Oh yeah, and presumably, the couple is quite happy to do without sex the other two thirds of the time! 

In the end, the Vatican, its Bishops and assorted bunkum pushers can claim all they want they have a natural method of family planning, but the reality is it's "natural"   - based on specific fertility periods-  fertility  only to chimps, Capuchin monkeys, rhesus monkeys and similar denizens.

 Sadly, neither Ashley 's "two percenters"  or her "organics" crowd appears to appreciate that artificial contraception isn't used merely to prevent births.  Contraceptives are also key in limiting severe health problems - such as miscarriage or stroke - which could ensue if a woman becomes pregnant.  Artificial contraceptives are also used to control the pain associated with endometriosis and preventing that condition from getting worse. But you'd never know any of this reading Ashley's WSJ op-ed.

Nor do her Humane Vitae adherents appreciate that the "natural birth" control method espoused by the RC Church is useless in the face of an ongoing AIDS epidemic, e.g. in Africa, or the spread of Zika as well.  Prevention of these scourges requires the use of condoms, but I am sure Ashley would simply preach "abstinence" to the forlorn millions in Africa and the Caribbean as the superior method to avoid those diseases.  This is given they can't use her cherished rhythm method.  Of course, that "solution" means no sex, period.

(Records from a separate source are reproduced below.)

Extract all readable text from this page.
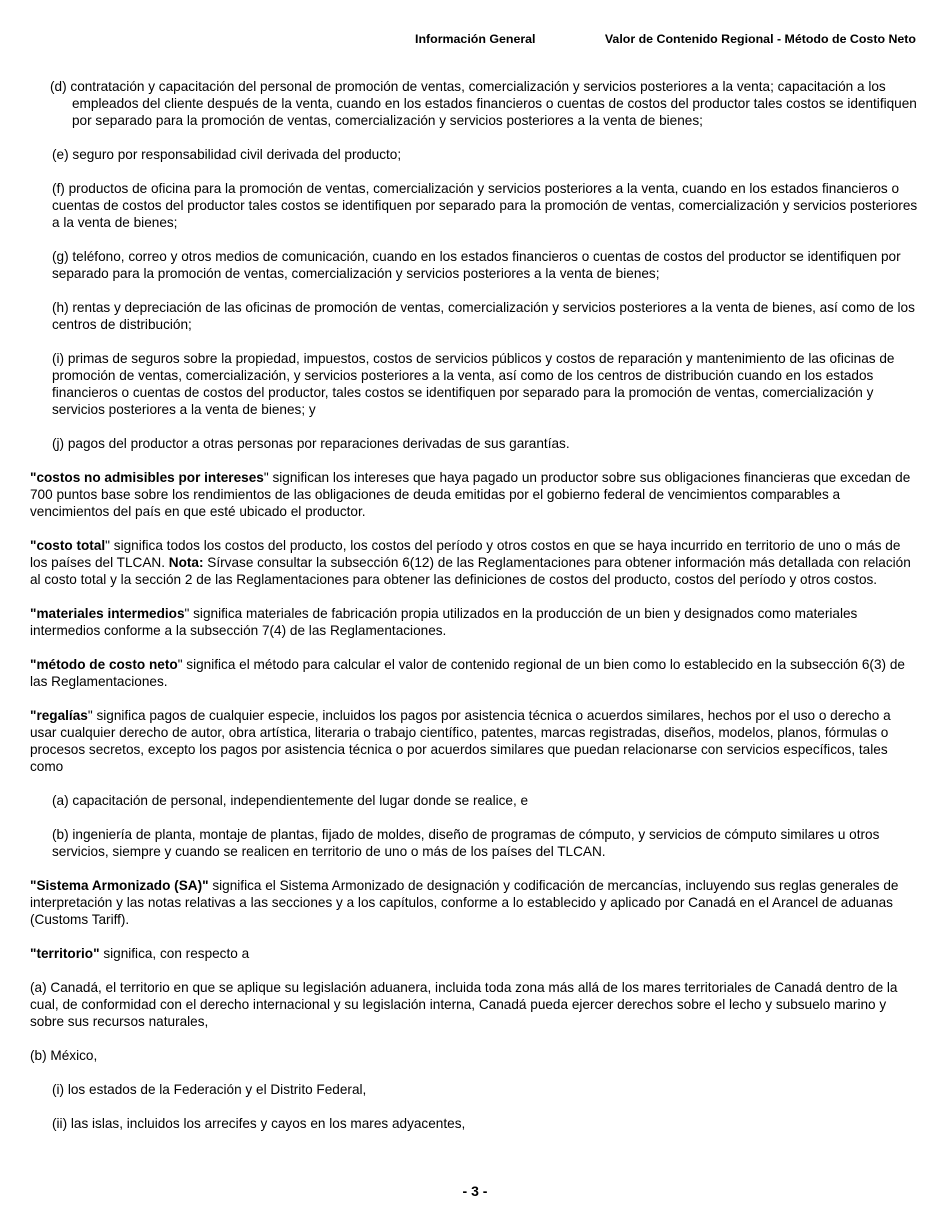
Información General	Valor de Contenido Regional - Método de Costo Neto

(d) contratación y capacitación del personal de promoción de ventas, comercialización y servicios posteriores a la venta; capacitación a los empleados del cliente después de la venta, cuando en los estados financieros o cuentas de costos del productor tales costos se identifiquen por separado para la promoción de ventas, comercialización y servicios posteriores a la venta de bienes;

(e) seguro por responsabilidad civil derivada del producto;

(f) productos de oficina para la promoción de ventas, comercialización y servicios posteriores a la venta, cuando en los estados financieros o cuentas de costos del productor tales costos se identifiquen por separado para la promoción de ventas, comercialización y servicios posteriores a la venta de bienes;

(g) teléfono, correo y otros medios de comunicación, cuando en los estados financieros o cuentas de costos del productor se identifiquen por separado para la promoción de ventas, comercialización y servicios posteriores a la venta de bienes;

(h) rentas y depreciación de las oficinas de promoción de ventas, comercialización y servicios posteriores a la venta de bienes, así como de los centros de distribución;

(i) primas de seguros sobre la propiedad, impuestos, costos de servicios públicos y costos de reparación y mantenimiento de las oficinas de promoción de ventas, comercialización, y servicios posteriores a la venta, así como de los centros de distribución cuando en los estados financieros o cuentas de costos del productor, tales costos se identifiquen por separado para la promoción de ventas, comercialización y servicios posteriores a la venta de bienes; y

(j) pagos del productor a otras personas por reparaciones derivadas de sus garantías.

"costos no admisibles por intereses" significan los intereses que haya pagado un productor sobre sus obligaciones financieras que excedan de 700 puntos base sobre los rendimientos de las obligaciones de deuda emitidas por el gobierno federal de vencimientos comparables a vencimientos del país en que esté ubicado el productor.

"costo total" significa todos los costos del producto, los costos del período y otros costos en que se haya incurrido en territorio de uno o más de los países del TLCAN. Nota: Sírvase consultar la subsección 6(12) de las Reglamentaciones para obtener información más detallada con relación al costo total y la sección 2 de las Reglamentaciones para obtener las definiciones de costos del producto, costos del período y otros costos.

"materiales intermedios" significa materiales de fabricación propia utilizados en la producción de un bien y designados como materiales intermedios conforme a la subsección 7(4) de las Reglamentaciones.

"método de costo neto" significa el método para calcular el valor de contenido regional de un bien como lo establecido en la subsección 6(3) de las Reglamentaciones.

"regalías" significa pagos de cualquier especie, incluidos los pagos por asistencia técnica o acuerdos similares, hechos por el uso o derecho a usar cualquier derecho de autor, obra artística, literaria o trabajo científico, patentes, marcas registradas, diseños, modelos, planos, fórmulas o procesos secretos, excepto los pagos por asistencia técnica o por acuerdos similares que puedan relacionarse con servicios específicos, tales como

(a) capacitación de personal, independientemente del lugar donde se realice, e

(b) ingeniería de planta, montaje de plantas, fijado de moldes, diseño de programas de cómputo, y servicios de cómputo similares u otros servicios, siempre y cuando se realicen en territorio de uno o más de los países del TLCAN.

"Sistema Armonizado (SA)" significa el Sistema Armonizado de designación y codificación de mercancías, incluyendo sus reglas generales de interpretación y las notas relativas a las secciones y a los capítulos, conforme a lo establecido y aplicado por Canadá en el Arancel de aduanas (Customs Tariff).

"territorio" significa, con respecto a

(a) Canadá, el territorio en que se aplique su legislación aduanera, incluida toda zona más allá de los mares territoriales de Canadá dentro de la cual, de conformidad con el derecho internacional y su legislación interna, Canadá pueda ejercer derechos sobre el lecho y subsuelo marino y sobre sus recursos naturales,

(b) México,

(i) los estados de la Federación y el Distrito Federal,

(ii) las islas, incluidos los arrecifes y cayos en los mares adyacentes,

- 3 -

Ms. McGuire writes at one point:

"Women who adhere to the Church's teaching on contraception are often described as out of the Handmaid's Tale"  

 And then dispatches this by reference to  "a suite of new fertility apps and laboratory grade ovulation strips" that "make natural family planing more accessible".

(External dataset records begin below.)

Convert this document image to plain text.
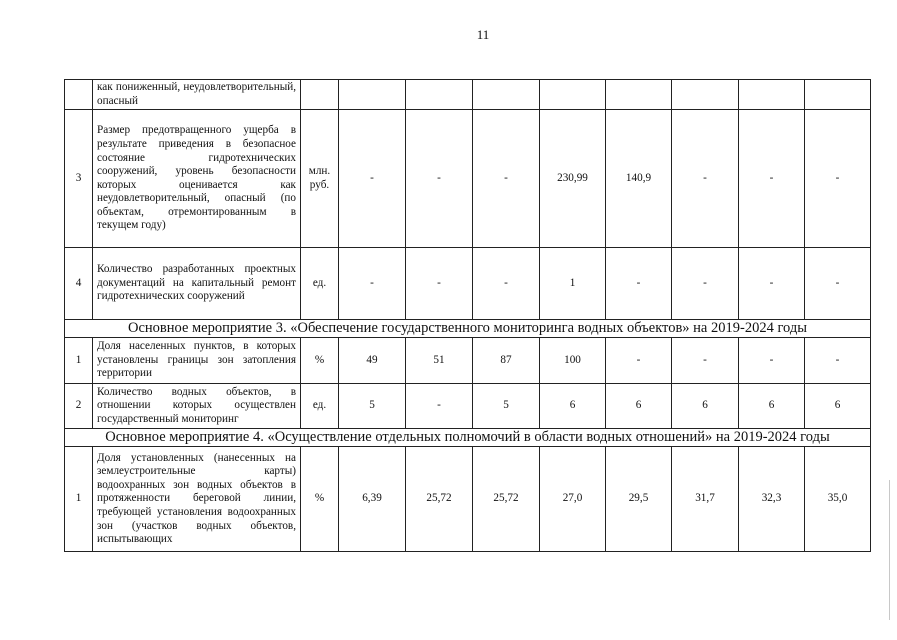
11
	как пониженный, неудовлетворительный, опасный									
3	Размер предотвращенного ущерба в результате приведения в безопасное состояние гидротехнических сооружений, уровень безопасности которых оценивается как неудовлетворительный, опасный (по объектам, отремонтированным в текущем году)	млн. руб.	-	-	-	230,99	140,9	-	-	-
4	Количество разработанных проектных документаций на капитальный ремонт гидротехнических сооружений	ед.	-	-	-	1	-	-	-	-
Основное мероприятие 3. «Обеспечение государственного мониторинга водных объектов» на 2019-2024 годы										
1	Доля населенных пунктов, в которых установлены границы зон затопления территории	%	49	51	87	100	-	-	-	-
2	Количество водных объектов, в отношении которых осуществлен государственный мониторинг	ед.	5	-	5	6	6	6	6	6
Основное мероприятие 4. «Осуществление отдельных полномочий в области водных отношений» на 2019-2024 годы										
1	Доля установленных (нанесенных на землеустроительные карты) водоохранных зон водных объектов в протяженности береговой линии, требующей установления водоохранных зон (участков водных объектов, испытывающих	%	6,39	25,72	25,72	27,0	29,5	31,7	32,3	35,0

Maybe. But none of these 'strips' or apps will control endometriosis like hormonal birth control pills can, nor will they expand the time over the month during which sex is possible - without risking conception. In other words, for all the tech  advances, the women are still bound by time constraints like their monkey or ape cousins.   If hubby gets the urge during a non-safe interval, the only option is to tell him to get a cold shower, or gratify himself. Oh wait, can't do that -as it's also a violation of natural law. (The same one the Church once invoked to proclaim slavery was "natural" as some humans required guidance by more advanced humans, according to Julian Pleasants, op. cit., p. 88).

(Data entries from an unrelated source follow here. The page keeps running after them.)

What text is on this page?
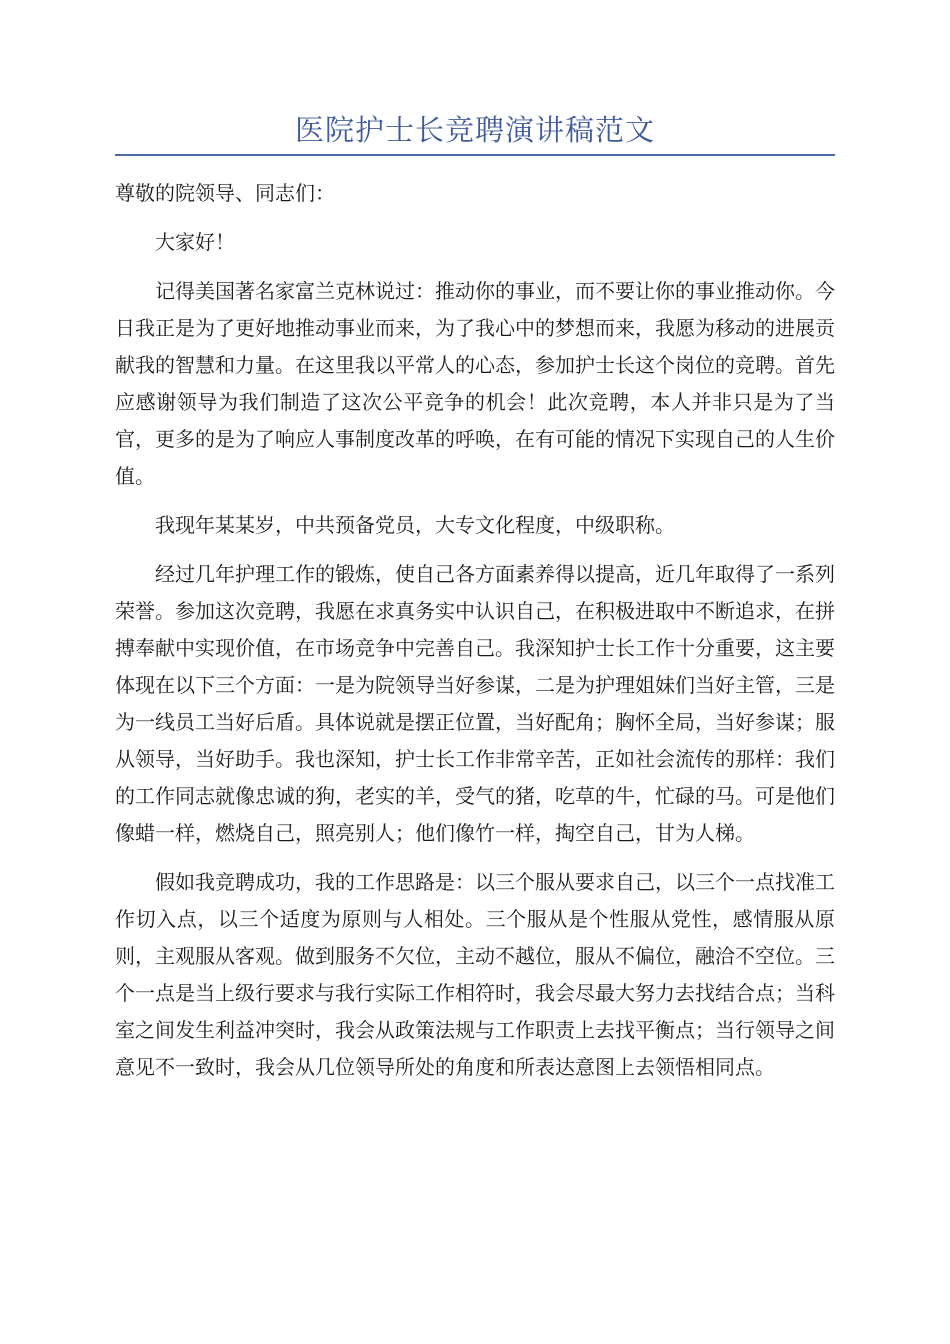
医院护士长竞聘演讲稿范文

尊敬的院领导、同志们：

大家好！

记得美国著名家富兰克林说过：推动你的事业，而不要让你的事业推动你。今日我正是为了更好地推动事业而来，为了我心中的梦想而来，我愿为移动的进展贡献我的智慧和力量。在这里我以平常人的心态，参加护士长这个岗位的竞聘。首先应感谢领导为我们制造了这次公平竞争的机会！此次竞聘，本人并非只是为了当官，更多的是为了响应人事制度改革的呼唤，在有可能的情况下实现自己的人生价值。

我现年某某岁，中共预备党员，大专文化程度，中级职称。

经过几年护理工作的锻炼，使自己各方面素养得以提高，近几年取得了一系列荣誉。参加这次竞聘，我愿在求真务实中认识自己，在积极进取中不断追求，在拼搏奉献中实现价值，在市场竞争中完善自己。我深知护士长工作十分重要，这主要体现在以下三个方面：一是为院领导当好参谋，二是为护理姐妹们当好主管，三是为一线员工当好后盾。具体说就是摆正位置，当好配角；胸怀全局，当好参谋；服从领导，当好助手。我也深知，护士长工作非常辛苦，正如社会流传的那样：我们的工作同志就像忠诚的狗，老实的羊，受气的猪，吃草的牛，忙碌的马。可是他们像蜡一样，燃烧自己，照亮别人；他们像竹一样，掏空自己，甘为人梯。

假如我竞聘成功，我的工作思路是：以三个服从要求自己，以三个一点找准工作切入点，以三个适度为原则与人相处。三个服从是个性服从党性，感情服从原则，主观服从客观。做到服务不欠位，主动不越位，服从不偏位，融洽不空位。三个一点是当上级行要求与我行实际工作相符时，我会尽最大努力去找结合点；当科室之间发生利益冲突时，我会从政策法规与工作职责上去找平衡点；当行领导之间意见不一致时，我会从几位领导所处的角度和所表达意图上去领悟相同点。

Then there are all  the millions of Catholic couples unable to have children for whatever reason.  By Ms.. McGuire's thinking they shouldn't be having sex at all, given the biological conditions at work prevent conception - so the act is de facto foreclosed to procreation.   I once brought this up as a hypothetical for Fr. Holloway's consideration and yes, he insisted such a couple would be living in "sin"  even if they didn't use contraception - but knew they were prevented from having children. 

Beyond the particulars of such couples, it was the late Sir Arthur C. Clarke who rightly called all the anti-contraception Popes "enemies of humanity" and with good reason! Their persistent commitment to this deformed doctrine and perverse moral value has consigned increasing millions of people in Asia and Africa to destitution and starvation. This is because the underlying ‘natural law’ remains uninformed by current data concerning food production in relation to rising birth rates. Or, other things being equal, poverty is the natural accompaniment of larger families. Rather than adaptation based on updated information, unthinking adherence to an outmoded precept prevails.

Bottom line: No one should really object if middle class, married (or single) white women wish to embark on Ashley McGuire's "natural" method of  birth control. But no sane global citizen should have the sheer chutzpah to endorse it for all the populations, demographics of the world.  That is lunacy.